Dans un quartier chic de la banlieue de Sydney, la façade de cette habitation a été imaginée à partir de tôles ondulées de récupération. Certaines sont mêmes rouillées. L’architecture retrace le passé ouvrier et industriel de la région de Sydney. Un bel exemple de réemploi !
La mission d’Articonnex pour le réemploi en France
Pour se développer en France, le secteur du réemploi des matériaux du second œuvre a besoin de pédagogie, de cas concrets et d’une forte visibilité. Les acteurs ont besoin de connaitre les filières de réemploi afin de se mettre en relation plus rapidement et localement, faciliter la circulation des matériaux sur le territoire et donc favoriser le réemploi. Les actions réalisées ont besoin d’être partagées sur tout le territoire français afin de démocratiser cette pratique et ainsi inciter le passage à l’action.
Au vu des initiatives locales et nationales, il n’est plus possible de dire qu’il n’y a pas de filières pour les matériaux neufs ou de réemploi dont le propriétaire d’un matériau n’a pas l’utilité.

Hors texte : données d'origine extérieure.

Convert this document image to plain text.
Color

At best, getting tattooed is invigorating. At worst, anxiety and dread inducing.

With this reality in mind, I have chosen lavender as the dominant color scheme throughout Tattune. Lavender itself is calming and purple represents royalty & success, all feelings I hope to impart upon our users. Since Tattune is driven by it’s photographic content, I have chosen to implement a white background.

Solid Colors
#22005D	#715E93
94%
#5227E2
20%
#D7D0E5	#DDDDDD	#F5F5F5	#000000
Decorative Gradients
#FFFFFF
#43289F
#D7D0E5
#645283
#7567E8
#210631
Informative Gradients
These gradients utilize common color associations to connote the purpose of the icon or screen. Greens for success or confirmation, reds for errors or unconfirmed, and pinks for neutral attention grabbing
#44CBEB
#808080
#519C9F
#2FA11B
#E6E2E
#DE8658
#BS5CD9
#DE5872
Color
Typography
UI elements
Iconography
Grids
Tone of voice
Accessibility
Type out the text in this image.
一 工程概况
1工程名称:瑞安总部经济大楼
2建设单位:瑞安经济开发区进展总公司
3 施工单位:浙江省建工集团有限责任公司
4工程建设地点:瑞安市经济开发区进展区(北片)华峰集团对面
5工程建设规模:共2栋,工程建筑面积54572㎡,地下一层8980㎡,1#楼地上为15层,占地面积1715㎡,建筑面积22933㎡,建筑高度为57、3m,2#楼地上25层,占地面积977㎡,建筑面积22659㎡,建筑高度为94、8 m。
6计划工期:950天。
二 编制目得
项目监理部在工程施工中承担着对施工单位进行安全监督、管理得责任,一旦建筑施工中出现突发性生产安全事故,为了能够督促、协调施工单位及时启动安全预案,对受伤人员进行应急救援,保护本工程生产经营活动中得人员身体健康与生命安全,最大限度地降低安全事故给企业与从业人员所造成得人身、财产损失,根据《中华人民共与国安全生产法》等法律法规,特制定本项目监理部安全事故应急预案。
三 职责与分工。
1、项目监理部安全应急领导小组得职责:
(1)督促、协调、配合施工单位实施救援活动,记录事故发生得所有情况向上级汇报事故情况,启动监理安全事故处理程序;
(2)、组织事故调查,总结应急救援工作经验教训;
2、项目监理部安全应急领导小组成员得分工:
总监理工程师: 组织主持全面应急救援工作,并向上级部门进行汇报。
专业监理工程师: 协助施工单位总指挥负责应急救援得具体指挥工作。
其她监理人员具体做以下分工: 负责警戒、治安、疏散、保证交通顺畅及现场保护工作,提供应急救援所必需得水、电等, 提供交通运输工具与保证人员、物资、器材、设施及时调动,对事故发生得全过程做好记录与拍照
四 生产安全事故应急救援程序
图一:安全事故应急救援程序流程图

Articonnex est une plateforme numérique simple qui permet aux artisans du bâtiment de se mettre en relation afin de s’échanger des matériaux de seconde main localement. Articonnex développe aussi ce magazine numérique pour informer les professionnels sur des sujets d’économie circulaire et de réemploi et diffuser les actions de réemploi réalisées.
La mission est simple de participer à la création de la filière afin que tout le monde agisse pour favoriser ce réemploi et ainsi diminuer considérablement les quantités de déchets dans le secteur du bâtiment.